When I went to top up the feeders, in preparation for today’s session, I found that the Wildlife Trust’s Well-Being group were on site. They were the group that spent time with me, getting close to the birds, at my last appearance at the Firs. The way I was greeted by them was lovely. I had a chat and found out that a different group would be there today, so I let them know that we would be happy to show them more birds if they wished. They wished.
We arrived on site at 7:30 and erected 2 rides of 3 x 18m nets down the central glade and a single 12m net to form a sandwich either side of the feeding station. Birds started being caught straight away. Unlike Ravensroost on Sunday, it was never excessive. This time, as Rosie had some work to do for the Trust on the site, she was able to ring a decent number of birds, including a lovely female Bullfinch.
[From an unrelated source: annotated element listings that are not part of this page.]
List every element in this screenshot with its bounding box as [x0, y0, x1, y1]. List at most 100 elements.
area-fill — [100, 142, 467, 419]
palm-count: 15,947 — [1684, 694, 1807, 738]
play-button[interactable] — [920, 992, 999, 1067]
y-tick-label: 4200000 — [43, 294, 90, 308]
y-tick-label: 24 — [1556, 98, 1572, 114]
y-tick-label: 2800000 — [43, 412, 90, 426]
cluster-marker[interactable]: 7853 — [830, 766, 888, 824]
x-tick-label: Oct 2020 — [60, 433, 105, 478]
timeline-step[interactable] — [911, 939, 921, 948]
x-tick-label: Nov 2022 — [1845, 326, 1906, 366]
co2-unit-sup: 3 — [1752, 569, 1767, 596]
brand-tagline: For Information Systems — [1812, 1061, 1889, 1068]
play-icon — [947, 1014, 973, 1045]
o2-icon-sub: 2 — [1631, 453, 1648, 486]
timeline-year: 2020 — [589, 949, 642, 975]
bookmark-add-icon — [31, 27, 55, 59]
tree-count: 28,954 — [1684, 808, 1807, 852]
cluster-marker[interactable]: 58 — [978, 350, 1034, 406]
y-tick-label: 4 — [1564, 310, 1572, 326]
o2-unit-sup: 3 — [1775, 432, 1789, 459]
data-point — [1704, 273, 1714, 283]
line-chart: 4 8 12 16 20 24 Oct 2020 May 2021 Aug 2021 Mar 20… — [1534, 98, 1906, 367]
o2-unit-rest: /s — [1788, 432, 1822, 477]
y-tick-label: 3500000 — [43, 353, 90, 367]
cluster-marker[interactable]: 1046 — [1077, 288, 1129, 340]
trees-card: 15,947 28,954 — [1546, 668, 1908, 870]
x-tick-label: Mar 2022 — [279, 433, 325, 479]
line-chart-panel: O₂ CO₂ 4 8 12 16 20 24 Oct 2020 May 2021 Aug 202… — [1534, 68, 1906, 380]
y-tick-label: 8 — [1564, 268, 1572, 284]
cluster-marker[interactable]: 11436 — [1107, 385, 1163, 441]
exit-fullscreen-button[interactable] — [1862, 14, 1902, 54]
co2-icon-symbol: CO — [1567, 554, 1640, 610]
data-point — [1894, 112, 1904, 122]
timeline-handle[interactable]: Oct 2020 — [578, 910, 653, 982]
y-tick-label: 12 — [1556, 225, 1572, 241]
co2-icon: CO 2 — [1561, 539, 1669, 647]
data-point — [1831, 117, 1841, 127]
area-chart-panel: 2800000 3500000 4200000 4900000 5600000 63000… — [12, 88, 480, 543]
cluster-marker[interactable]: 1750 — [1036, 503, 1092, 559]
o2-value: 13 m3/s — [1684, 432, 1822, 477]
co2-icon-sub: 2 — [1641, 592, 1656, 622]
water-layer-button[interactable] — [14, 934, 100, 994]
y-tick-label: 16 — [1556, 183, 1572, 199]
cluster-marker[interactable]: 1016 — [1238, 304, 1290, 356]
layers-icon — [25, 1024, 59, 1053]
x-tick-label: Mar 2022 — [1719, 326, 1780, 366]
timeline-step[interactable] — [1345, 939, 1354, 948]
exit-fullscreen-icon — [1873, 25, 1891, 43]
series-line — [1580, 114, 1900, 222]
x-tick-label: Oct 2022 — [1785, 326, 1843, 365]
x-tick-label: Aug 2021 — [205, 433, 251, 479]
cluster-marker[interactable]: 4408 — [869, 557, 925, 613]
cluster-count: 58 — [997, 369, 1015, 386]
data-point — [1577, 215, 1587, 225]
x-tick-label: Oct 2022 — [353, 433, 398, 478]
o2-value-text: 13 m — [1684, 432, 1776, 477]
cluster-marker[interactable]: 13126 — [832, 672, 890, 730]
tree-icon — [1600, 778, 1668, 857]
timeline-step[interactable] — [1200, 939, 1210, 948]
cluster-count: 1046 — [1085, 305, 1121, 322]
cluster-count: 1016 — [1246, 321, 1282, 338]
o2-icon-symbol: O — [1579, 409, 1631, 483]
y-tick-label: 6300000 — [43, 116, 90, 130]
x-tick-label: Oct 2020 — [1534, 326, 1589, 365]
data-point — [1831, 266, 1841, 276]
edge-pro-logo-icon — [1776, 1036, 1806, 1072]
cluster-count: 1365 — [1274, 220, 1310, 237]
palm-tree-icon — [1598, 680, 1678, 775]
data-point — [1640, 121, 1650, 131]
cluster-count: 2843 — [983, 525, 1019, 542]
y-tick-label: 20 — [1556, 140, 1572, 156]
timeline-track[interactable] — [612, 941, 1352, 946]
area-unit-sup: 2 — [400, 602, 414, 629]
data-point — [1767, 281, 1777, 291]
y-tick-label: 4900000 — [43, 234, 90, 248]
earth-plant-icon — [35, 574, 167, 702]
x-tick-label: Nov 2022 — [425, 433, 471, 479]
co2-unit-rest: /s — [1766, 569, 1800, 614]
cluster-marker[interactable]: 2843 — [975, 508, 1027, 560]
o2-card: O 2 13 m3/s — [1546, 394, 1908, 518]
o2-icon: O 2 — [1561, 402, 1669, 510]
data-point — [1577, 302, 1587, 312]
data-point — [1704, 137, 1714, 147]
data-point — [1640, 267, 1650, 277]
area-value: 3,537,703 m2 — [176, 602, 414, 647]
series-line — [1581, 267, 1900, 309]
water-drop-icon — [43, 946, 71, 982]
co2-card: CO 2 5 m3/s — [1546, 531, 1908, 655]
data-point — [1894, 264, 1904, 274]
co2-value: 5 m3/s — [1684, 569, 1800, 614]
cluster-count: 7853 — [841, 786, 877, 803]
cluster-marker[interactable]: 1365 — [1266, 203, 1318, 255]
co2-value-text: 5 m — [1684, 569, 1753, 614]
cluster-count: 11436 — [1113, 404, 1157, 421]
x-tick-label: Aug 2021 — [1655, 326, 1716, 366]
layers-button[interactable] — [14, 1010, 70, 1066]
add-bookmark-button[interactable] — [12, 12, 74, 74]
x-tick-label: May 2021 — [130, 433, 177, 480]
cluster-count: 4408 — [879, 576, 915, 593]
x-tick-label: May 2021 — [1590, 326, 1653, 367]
Our second round didn’t produce a lot of birds, but it did produce our first Jay of the year:
The catch was steady all morning. What was notable was the proportion of retrapped birds: of 41 birds caught, 29 were recaptures. The list was: Nuthatch (2); Jay 1; Blue Tit 2(11); Great Tit 1(10); Coal Tit (3); Wren 1(1); Robin 1(2); Song Thrush 1; Blackbird 1; Goldcrest 1; Bullfinch 3. Totals: 12 birds ringed from 9 species and 29 birds retrapped from 6 species, making 41 birds processed from 11 species.
Whilst the Jay was the undoubted highlight, three Bullfinches in the session was a pretty close second. Two of them were almost certainly a pair: a male and a female within a few inches of each other in the same net is a pretty decent indicator.
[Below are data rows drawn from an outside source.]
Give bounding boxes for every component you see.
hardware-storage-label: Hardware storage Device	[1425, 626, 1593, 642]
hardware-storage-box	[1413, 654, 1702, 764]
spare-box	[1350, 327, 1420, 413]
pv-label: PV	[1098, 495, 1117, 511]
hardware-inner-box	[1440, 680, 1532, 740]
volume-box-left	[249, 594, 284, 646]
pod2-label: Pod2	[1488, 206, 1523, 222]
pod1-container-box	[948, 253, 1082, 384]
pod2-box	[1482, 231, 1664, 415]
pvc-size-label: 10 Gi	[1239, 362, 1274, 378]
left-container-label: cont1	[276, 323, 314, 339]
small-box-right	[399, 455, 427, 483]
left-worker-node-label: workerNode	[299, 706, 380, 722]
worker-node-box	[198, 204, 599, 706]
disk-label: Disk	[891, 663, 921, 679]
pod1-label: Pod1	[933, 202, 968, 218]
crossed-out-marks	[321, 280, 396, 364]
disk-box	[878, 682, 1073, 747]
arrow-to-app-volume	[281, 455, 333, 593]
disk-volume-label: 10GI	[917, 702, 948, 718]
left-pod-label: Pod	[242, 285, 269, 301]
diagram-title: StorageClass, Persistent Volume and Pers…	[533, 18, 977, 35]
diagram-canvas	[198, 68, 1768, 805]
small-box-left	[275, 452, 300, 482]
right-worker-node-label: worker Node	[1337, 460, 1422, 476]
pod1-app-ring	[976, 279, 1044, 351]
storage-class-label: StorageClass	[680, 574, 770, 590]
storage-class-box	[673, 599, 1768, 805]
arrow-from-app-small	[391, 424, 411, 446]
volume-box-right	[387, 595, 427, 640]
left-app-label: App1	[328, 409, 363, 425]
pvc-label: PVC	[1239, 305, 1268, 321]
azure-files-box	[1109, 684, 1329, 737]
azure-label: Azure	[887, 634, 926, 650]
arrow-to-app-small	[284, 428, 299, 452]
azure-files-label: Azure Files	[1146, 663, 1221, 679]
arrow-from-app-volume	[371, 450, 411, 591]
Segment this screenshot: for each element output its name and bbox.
The Well-Being group arrived at about 11:00 and, true to form, the next round was the only empty round we had all morning. Our final round at 11:30, however, did turn up four birds: the Goldcrest, a Great Tit, a Coal Tit and a Wren. The attendees loved the birds. The Great Tit spent her entire time, whilst holding her for a few seconds so people could take photographs, was the way that she would select which finger she wanted to have a go at, rather than just attacking the nearest. However, the bird that they all agreed was their favourite was the Wren. There is just something about the way they hold themselves that appealed to everybody in the group. Anyway, I am pleased to say that the people were so happy that several of them came and helped us take down the nets, which made our life very much easier.
We were packed up and left site by 12:30.